“If I can say one thing for my pictures, it is a certain craftsmanship. A thought which has gone into every angle. There is nothing there without an optical reason.”
“You have to show violence the way it is. If you don't show it realistically, then that's immoral and harmful. If you don't upset people, then that's obscenity.”
[on his film, Nizza] “In this film, by showing certain basic aspects of a city, a way of life is put on trial. The last gasps of a society so lost in its escapism that it sickens you and makes you sympathetic to a revolutionary solution.”
“If someone were to tell me I had twenty years left, and ask me how I'd like to spend them, I'd reply 'Give me two hours a day of activity, and I'll take the other twenty-two in dreams.'”
“Lubitsch shows you the king on his throne, and then in the bedroom. I show you the king in his bedroom first so you know what kind of man he really is when you see him on the throne.”
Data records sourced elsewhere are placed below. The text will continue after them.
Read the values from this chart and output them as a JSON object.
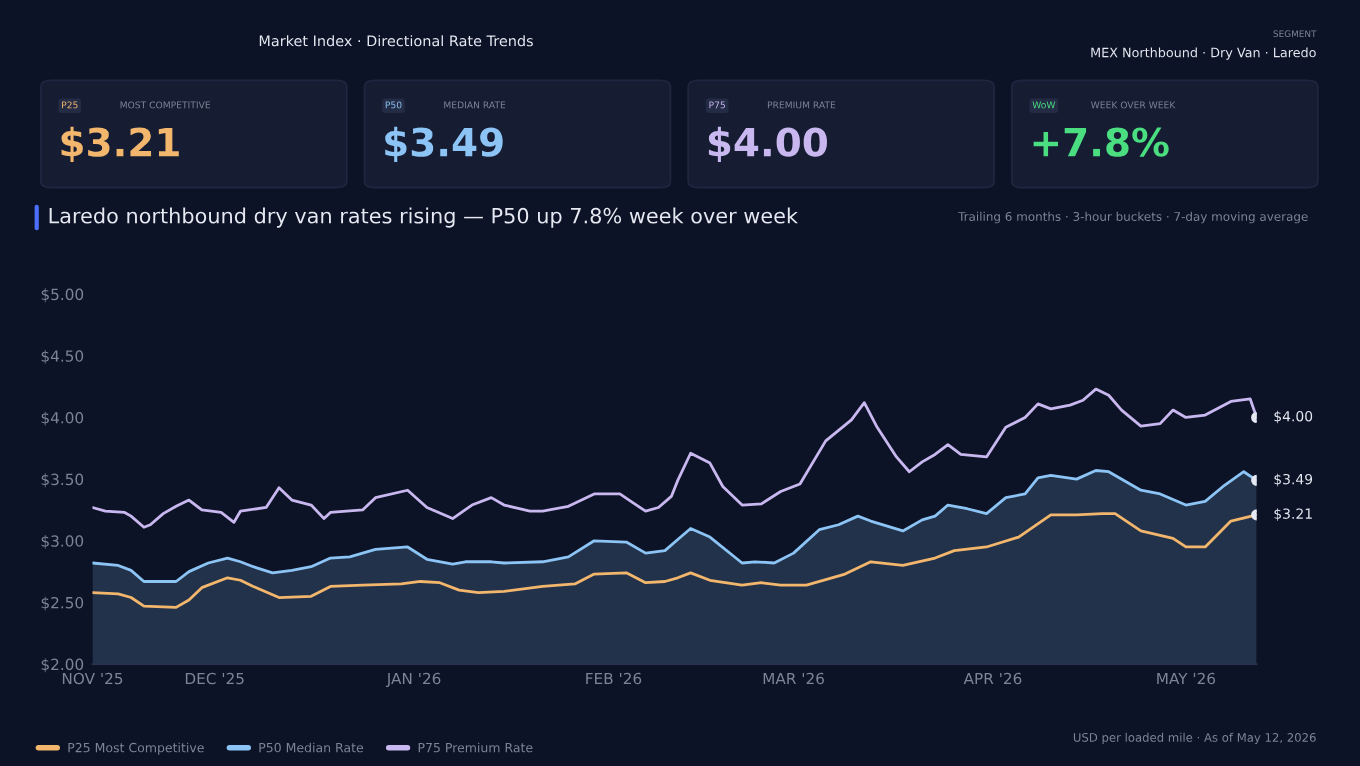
{
  "chart_data": {
    "type": "line",
    "title": "Laredo northbound dry van rates rising — P50 up 7.8% week over week",
    "subtitle": "Trailing 6 months · 3-hour buckets · 7-day moving average",
    "xlim": [
      "2025-11-12",
      "2026-05-12"
    ],
    "xticks": [
      {
        "value": "2025-11-12",
        "label": "NOV '25"
      },
      {
        "value": "2025-12-01",
        "label": "DEC '25"
      },
      {
        "value": "2026-01-01",
        "label": "JAN '26"
      },
      {
        "value": "2026-02-01",
        "label": "FEB '26"
      },
      {
        "value": "2026-03-01",
        "label": "MAR '26"
      },
      {
        "value": "2026-04-01",
        "label": "APR '26"
      },
      {
        "value": "2026-05-01",
        "label": "MAY '26"
      }
    ],
    "ylim": [
      2,
      5
    ],
    "yticks": [
      {
        "value": 2,
        "label": "$2.00"
      },
      {
        "value": 2.5,
        "label": "$2.50"
      },
      {
        "value": 3,
        "label": "$3.00"
      },
      {
        "value": 3.5,
        "label": "$3.50"
      },
      {
        "value": 4,
        "label": "$4.00"
      },
      {
        "value": 4.5,
        "label": "$4.50"
      },
      {
        "value": 5,
        "label": "$5.00"
      }
    ],
    "grid": false,
    "legend": "bottom",
    "series": [
      {
        "name": "P25 Most Competitive",
        "color": "#f2b66d",
        "x": [
          "2025-11-12",
          "2025-11-16",
          "2025-11-18",
          "2025-11-20",
          "2025-11-25",
          "2025-11-27",
          "2025-11-29",
          "2025-12-03",
          "2025-12-05",
          "2025-12-07",
          "2025-12-11",
          "2025-12-16",
          "2025-12-19",
          "2025-12-24",
          "2025-12-30",
          "2026-01-02",
          "2026-01-05",
          "2026-01-08",
          "2026-01-11",
          "2026-01-15",
          "2026-01-21",
          "2026-01-26",
          "2026-01-29",
          "2026-02-03",
          "2026-02-06",
          "2026-02-09",
          "2026-02-11",
          "2026-02-13",
          "2026-02-16",
          "2026-02-21",
          "2026-02-24",
          "2026-02-27",
          "2026-03-03",
          "2026-03-09",
          "2026-03-13",
          "2026-03-18",
          "2026-03-23",
          "2026-03-26",
          "2026-03-31",
          "2026-04-05",
          "2026-04-10",
          "2026-04-14",
          "2026-04-18",
          "2026-04-20",
          "2026-04-24",
          "2026-04-29",
          "2026-05-01",
          "2026-05-04",
          "2026-05-08",
          "2026-05-12"
        ],
        "values": [
          2.58,
          2.57,
          2.54,
          2.47,
          2.46,
          2.52,
          2.62,
          2.7,
          2.68,
          2.63,
          2.54,
          2.55,
          2.63,
          2.64,
          2.65,
          2.67,
          2.66,
          2.6,
          2.58,
          2.59,
          2.63,
          2.65,
          2.73,
          2.74,
          2.66,
          2.67,
          2.7,
          2.74,
          2.68,
          2.64,
          2.66,
          2.64,
          2.64,
          2.73,
          2.83,
          2.8,
          2.86,
          2.92,
          2.95,
          3.03,
          3.21,
          3.21,
          3.22,
          3.22,
          3.08,
          3.02,
          2.95,
          2.95,
          3.16,
          3.21
        ]
      },
      {
        "name": "P50 Median Rate",
        "type": "area",
        "color": "#8cc4f5",
        "x": [
          "2025-11-12",
          "2025-11-16",
          "2025-11-18",
          "2025-11-20",
          "2025-11-25",
          "2025-11-27",
          "2025-11-30",
          "2025-12-03",
          "2025-12-05",
          "2025-12-07",
          "2025-12-10",
          "2025-12-13",
          "2025-12-16",
          "2025-12-19",
          "2025-12-22",
          "2025-12-26",
          "2025-12-31",
          "2026-01-03",
          "2026-01-07",
          "2026-01-09",
          "2026-01-13",
          "2026-01-15",
          "2026-01-21",
          "2026-01-25",
          "2026-01-29",
          "2026-02-03",
          "2026-02-06",
          "2026-02-09",
          "2026-02-11",
          "2026-02-13",
          "2026-02-16",
          "2026-02-21",
          "2026-02-23",
          "2026-02-26",
          "2026-03-01",
          "2026-03-05",
          "2026-03-08",
          "2026-03-11",
          "2026-03-13",
          "2026-03-18",
          "2026-03-21",
          "2026-03-23",
          "2026-03-25",
          "2026-03-28",
          "2026-03-31",
          "2026-04-03",
          "2026-04-06",
          "2026-04-08",
          "2026-04-10",
          "2026-04-14",
          "2026-04-17",
          "2026-04-19",
          "2026-04-24",
          "2026-04-27",
          "2026-05-01",
          "2026-05-04",
          "2026-05-07",
          "2026-05-10",
          "2026-05-12"
        ],
        "values": [
          2.82,
          2.8,
          2.76,
          2.67,
          2.67,
          2.75,
          2.82,
          2.86,
          2.83,
          2.79,
          2.74,
          2.76,
          2.79,
          2.86,
          2.87,
          2.93,
          2.95,
          2.85,
          2.81,
          2.83,
          2.83,
          2.82,
          2.83,
          2.87,
          3.0,
          2.99,
          2.9,
          2.92,
          3.01,
          3.1,
          3.03,
          2.82,
          2.83,
          2.82,
          2.9,
          3.09,
          3.13,
          3.2,
          3.16,
          3.08,
          3.17,
          3.2,
          3.29,
          3.26,
          3.22,
          3.35,
          3.38,
          3.51,
          3.53,
          3.5,
          3.57,
          3.56,
          3.41,
          3.38,
          3.29,
          3.32,
          3.45,
          3.56,
          3.49
        ]
      },
      {
        "name": "P75 Premium Rate",
        "color": "#c9b8f0",
        "x": [
          "2025-11-12",
          "2025-11-14",
          "2025-11-17",
          "2025-11-18",
          "2025-11-20",
          "2025-11-21",
          "2025-11-23",
          "2025-11-25",
          "2025-11-27",
          "2025-11-29",
          "2025-12-02",
          "2025-12-04",
          "2025-12-05",
          "2025-12-09",
          "2025-12-11",
          "2025-12-13",
          "2025-12-16",
          "2025-12-18",
          "2025-12-19",
          "2025-12-24",
          "2025-12-26",
          "2025-12-31",
          "2026-01-03",
          "2026-01-07",
          "2026-01-10",
          "2026-01-13",
          "2026-01-15",
          "2026-01-19",
          "2026-01-21",
          "2026-01-25",
          "2026-01-29",
          "2026-02-02",
          "2026-02-04",
          "2026-02-06",
          "2026-02-08",
          "2026-02-10",
          "2026-02-11",
          "2026-02-13",
          "2026-02-16",
          "2026-02-18",
          "2026-02-21",
          "2026-02-24",
          "2026-02-27",
          "2026-03-02",
          "2026-03-06",
          "2026-03-10",
          "2026-03-12",
          "2026-03-14",
          "2026-03-17",
          "2026-03-19",
          "2026-03-21",
          "2026-03-23",
          "2026-03-25",
          "2026-03-27",
          "2026-03-31",
          "2026-04-03",
          "2026-04-06",
          "2026-04-08",
          "2026-04-10",
          "2026-04-13",
          "2026-04-15",
          "2026-04-17",
          "2026-04-19",
          "2026-04-21",
          "2026-04-24",
          "2026-04-27",
          "2026-04-29",
          "2026-05-01",
          "2026-05-04",
          "2026-05-08",
          "2026-05-11",
          "2026-05-12"
        ],
        "values": [
          3.27,
          3.24,
          3.23,
          3.2,
          3.11,
          3.13,
          3.22,
          3.28,
          3.33,
          3.25,
          3.23,
          3.15,
          3.24,
          3.27,
          3.43,
          3.33,
          3.29,
          3.18,
          3.23,
          3.25,
          3.35,
          3.41,
          3.27,
          3.18,
          3.29,
          3.35,
          3.29,
          3.24,
          3.24,
          3.28,
          3.38,
          3.38,
          3.31,
          3.24,
          3.27,
          3.36,
          3.49,
          3.71,
          3.63,
          3.44,
          3.29,
          3.3,
          3.4,
          3.46,
          3.81,
          3.98,
          4.12,
          3.92,
          3.68,
          3.56,
          3.64,
          3.7,
          3.78,
          3.7,
          3.68,
          3.92,
          4.0,
          4.11,
          4.07,
          4.1,
          4.14,
          4.23,
          4.18,
          4.06,
          3.93,
          3.95,
          4.06,
          4.0,
          4.02,
          4.13,
          4.15,
          4.0
        ]
      }
    ],
    "annotations": [
      {
        "text": "$4.00",
        "x": "2026-05-12",
        "y": 4.0
      },
      {
        "text": "$3.49",
        "x": "2026-05-12",
        "y": 3.49
      },
      {
        "text": "$3.21",
        "x": "2026-05-12",
        "y": 3.21
      },
      "Market Index · Directional Rate Trends",
      "SEGMENT",
      "MEX Northbound · Dry Van · Laredo",
      "P25",
      "MOST COMPETITIVE",
      "$3.21",
      "P50",
      "MEDIAN RATE",
      "$3.49",
      "P75",
      "PREMIUM RATE",
      "$4.00",
      "WoW",
      "WEEK OVER WEEK",
      "+7.8%",
      "USD per loaded mile · As of May 12, 2026"
    ]
  }
}
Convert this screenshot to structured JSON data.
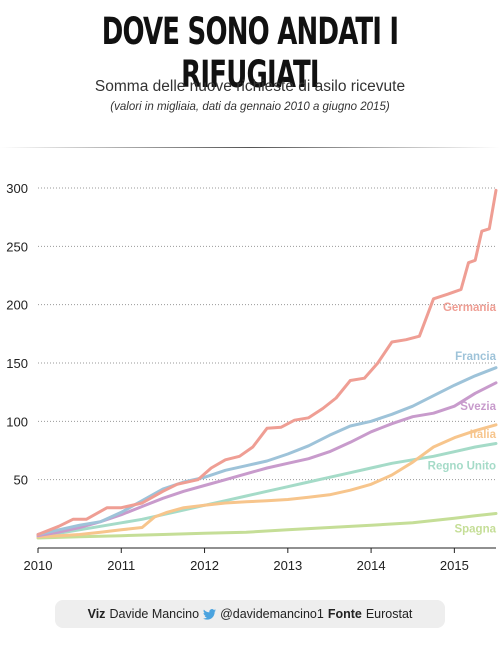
{
  "header": {
    "title": "DOVE SONO ANDATI I RIFUGIATI",
    "subtitle": "Somma delle nuove richieste di asilo ricevute",
    "note": "(valori in migliaia, dati da gennaio 2010 a giugno 2015)"
  },
  "footer": {
    "viz_label": "Viz",
    "author": "Davide Mancino",
    "twitter_icon": "twitter-bird-icon",
    "handle": "@davidemancino1",
    "source_label": "Fonte",
    "source": "Eurostat"
  },
  "chart_data": {
    "type": "line",
    "x_unit": "year",
    "xlim": [
      2010.0,
      2015.5
    ],
    "ylim": [
      0,
      300
    ],
    "yticks": [
      50,
      100,
      150,
      200,
      250,
      300
    ],
    "xticks": [
      "2010",
      "2011",
      "2012",
      "2013",
      "2014",
      "2015"
    ],
    "grid": true,
    "legend": "inline labels at right end of each line",
    "series": [
      {
        "name": "Germania",
        "color": "#ef9e94",
        "x": [
          2010.0,
          2010.25,
          2010.42,
          2010.58,
          2010.83,
          2011.0,
          2011.25,
          2011.5,
          2011.67,
          2011.92,
          2012.08,
          2012.25,
          2012.42,
          2012.58,
          2012.75,
          2012.92,
          2013.08,
          2013.25,
          2013.42,
          2013.58,
          2013.75,
          2013.92,
          2014.08,
          2014.25,
          2014.42,
          2014.58,
          2014.75,
          2014.92,
          2015.0,
          2015.08,
          2015.17,
          2015.25,
          2015.33,
          2015.42,
          2015.5
        ],
        "y": [
          3,
          10,
          16,
          16,
          26,
          26,
          30,
          40,
          46,
          50,
          60,
          67,
          70,
          78,
          94,
          95,
          101,
          103,
          111,
          120,
          135,
          137,
          150,
          168,
          170,
          173,
          205,
          209,
          211,
          213,
          236,
          238,
          263,
          265,
          298
        ]
      },
      {
        "name": "Francia",
        "color": "#9ec3d9",
        "x": [
          2010.0,
          2010.25,
          2010.5,
          2010.75,
          2011.0,
          2011.25,
          2011.5,
          2011.75,
          2012.0,
          2012.25,
          2012.5,
          2012.75,
          2013.0,
          2013.25,
          2013.5,
          2013.75,
          2014.0,
          2014.25,
          2014.5,
          2014.75,
          2015.0,
          2015.25,
          2015.5
        ],
        "y": [
          3,
          7,
          11,
          14,
          22,
          32,
          42,
          48,
          52,
          58,
          62,
          66,
          72,
          79,
          88,
          96,
          100,
          106,
          113,
          122,
          131,
          139,
          146
        ]
      },
      {
        "name": "Svezia",
        "color": "#c89bcc",
        "x": [
          2010.0,
          2010.25,
          2010.5,
          2010.75,
          2011.0,
          2011.25,
          2011.5,
          2011.75,
          2012.0,
          2012.25,
          2012.5,
          2012.75,
          2013.0,
          2013.25,
          2013.5,
          2013.75,
          2014.0,
          2014.25,
          2014.5,
          2014.75,
          2015.0,
          2015.25,
          2015.5
        ],
        "y": [
          2,
          5,
          9,
          14,
          20,
          27,
          34,
          40,
          45,
          50,
          55,
          60,
          64,
          68,
          74,
          82,
          91,
          98,
          104,
          107,
          113,
          124,
          133
        ]
      },
      {
        "name": "Italia",
        "color": "#f7c58c",
        "x": [
          2010.0,
          2010.25,
          2010.5,
          2010.75,
          2011.0,
          2011.25,
          2011.4,
          2011.55,
          2011.75,
          2012.0,
          2012.25,
          2012.5,
          2012.75,
          2013.0,
          2013.25,
          2013.5,
          2013.75,
          2014.0,
          2014.25,
          2014.5,
          2014.75,
          2015.0,
          2015.25,
          2015.5
        ],
        "y": [
          1,
          2,
          3,
          5,
          7,
          9,
          18,
          22,
          26,
          28,
          30,
          31,
          32,
          33,
          35,
          37,
          41,
          46,
          54,
          65,
          78,
          86,
          92,
          97
        ]
      },
      {
        "name": "Regno Unito",
        "color": "#a5dbc8",
        "x": [
          2010.0,
          2010.25,
          2010.5,
          2010.75,
          2011.0,
          2011.25,
          2011.5,
          2011.75,
          2012.0,
          2012.25,
          2012.5,
          2012.75,
          2013.0,
          2013.25,
          2013.5,
          2013.75,
          2014.0,
          2014.25,
          2014.5,
          2014.75,
          2015.0,
          2015.25,
          2015.5
        ],
        "y": [
          2,
          4,
          7,
          10,
          13,
          16,
          20,
          24,
          28,
          32,
          36,
          40,
          44,
          48,
          52,
          56,
          60,
          64,
          67,
          70,
          74,
          78,
          81
        ]
      },
      {
        "name": "Spagna",
        "color": "#c5de97",
        "x": [
          2010.0,
          2010.5,
          2011.0,
          2011.5,
          2012.0,
          2012.5,
          2013.0,
          2013.5,
          2014.0,
          2014.5,
          2015.0,
          2015.25,
          2015.5
        ],
        "y": [
          0,
          1,
          2,
          3,
          4,
          5,
          7,
          9,
          11,
          13,
          17,
          19,
          21
        ]
      }
    ]
  }
}
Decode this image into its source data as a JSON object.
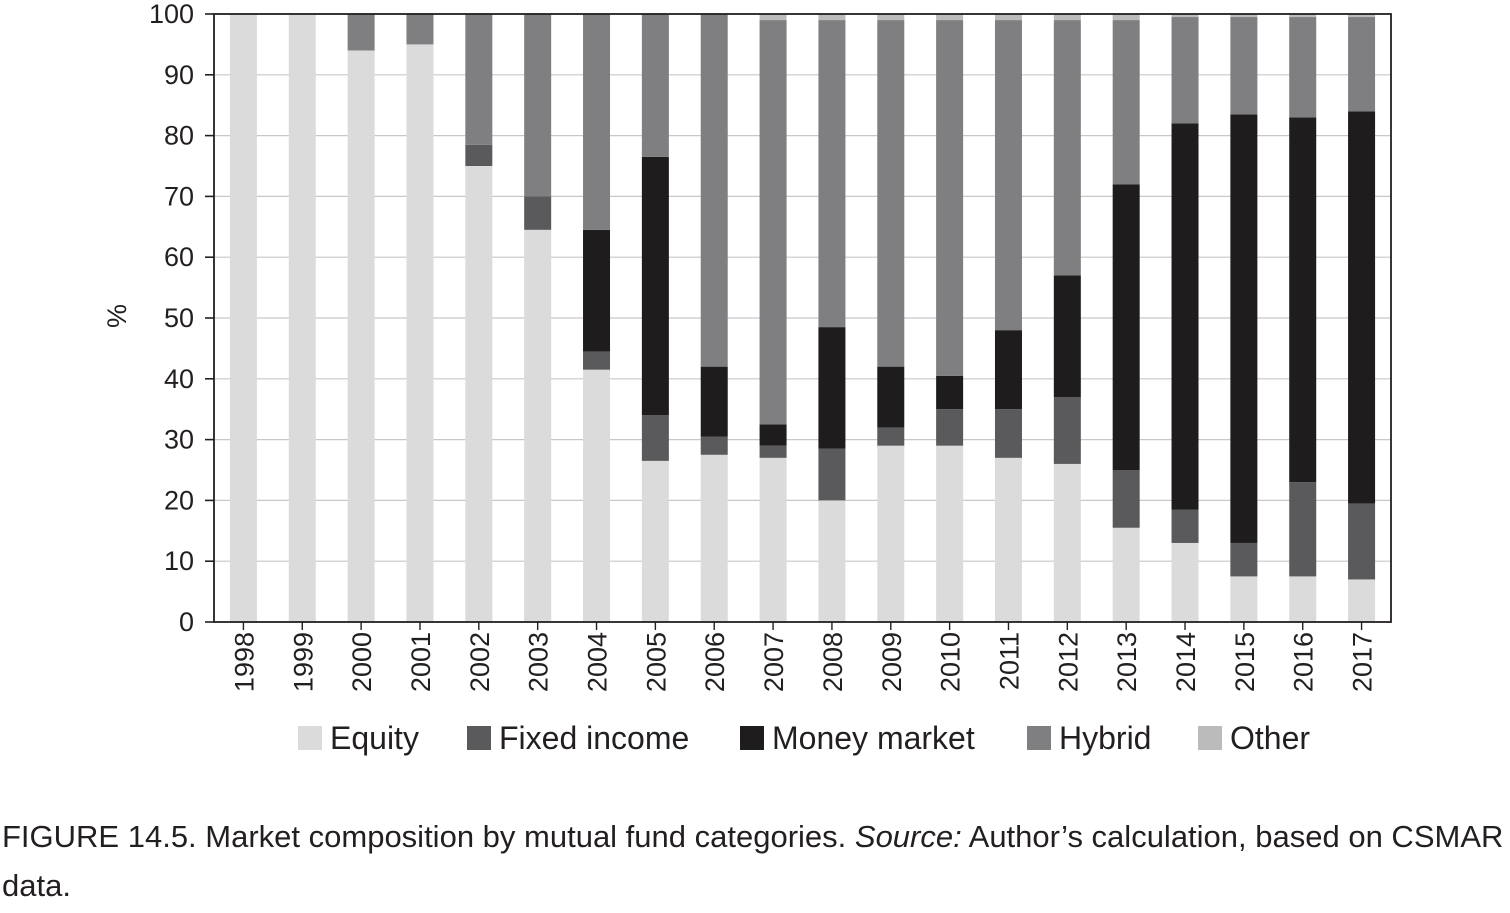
{
  "chart_data": {
    "type": "bar",
    "stacked": true,
    "ylabel": "%",
    "xlabel": "",
    "ylim": [
      0,
      100
    ],
    "yticks": [
      0,
      10,
      20,
      30,
      40,
      50,
      60,
      70,
      80,
      90,
      100
    ],
    "grid": true,
    "legend_position": "bottom",
    "categories": [
      "1998",
      "1999",
      "2000",
      "2001",
      "2002",
      "2003",
      "2004",
      "2005",
      "2006",
      "2007",
      "2008",
      "2009",
      "2010",
      "2011",
      "2012",
      "2013",
      "2014",
      "2015",
      "2016",
      "2017"
    ],
    "series": [
      {
        "name": "Equity",
        "color": "#dcdbdc",
        "values": [
          100,
          100,
          94,
          95,
          75,
          64.5,
          41.5,
          26.5,
          27.5,
          27,
          20,
          29,
          29,
          27,
          26,
          15.5,
          13,
          7.5,
          7.5,
          7
        ]
      },
      {
        "name": "Fixed income",
        "color": "#5a595b",
        "values": [
          0,
          0,
          0,
          0,
          3.5,
          5.5,
          3,
          7.5,
          3,
          2,
          8.5,
          3,
          6,
          8,
          11,
          9.5,
          5.5,
          5.5,
          15.5,
          12.5
        ]
      },
      {
        "name": "Money market",
        "color": "#1e1c1d",
        "values": [
          0,
          0,
          0,
          0,
          0,
          0,
          20,
          42.5,
          11.5,
          3.5,
          20,
          10,
          5.5,
          13,
          20,
          47,
          63.5,
          70.5,
          60,
          64.5
        ]
      },
      {
        "name": "Hybrid",
        "color": "#7f7e80",
        "values": [
          0,
          0,
          6,
          5,
          21.5,
          30,
          35.5,
          23.5,
          58,
          66.5,
          50.5,
          57,
          58.5,
          51,
          42,
          27,
          17.5,
          16,
          16.5,
          15.5
        ]
      },
      {
        "name": "Other",
        "color": "#bcbbbc",
        "values": [
          0,
          0,
          0,
          0,
          0,
          0,
          0,
          0,
          0,
          1,
          1,
          1,
          1,
          1,
          1,
          1,
          0.5,
          0.5,
          0.5,
          0.5
        ]
      }
    ]
  },
  "caption": {
    "prefix": "FIGURE 14.5. Market composition by mutual fund categories. ",
    "source_label": "Source:",
    "suffix": " Author’s calculation, based on CSMAR data."
  }
}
“Now why should the cinema follow the forms of theater and painting rather than the methodology of language, which allows wholly new concepts of ideas to arise from the combination of two concrete denotations of two concrete objects?”
“Our battle, our struggle, is to create art. Our weapon is the moving picture...we are scientists engaged in the creation of memory... but our memory will neither blur nor fade.”
“Nothing in the world can be compared to the human face. There is no greater experience in a studio than to witness the expression of a sensitive face under the mysterious power of inspiration. To see it animated from inside, and turning into poetry.”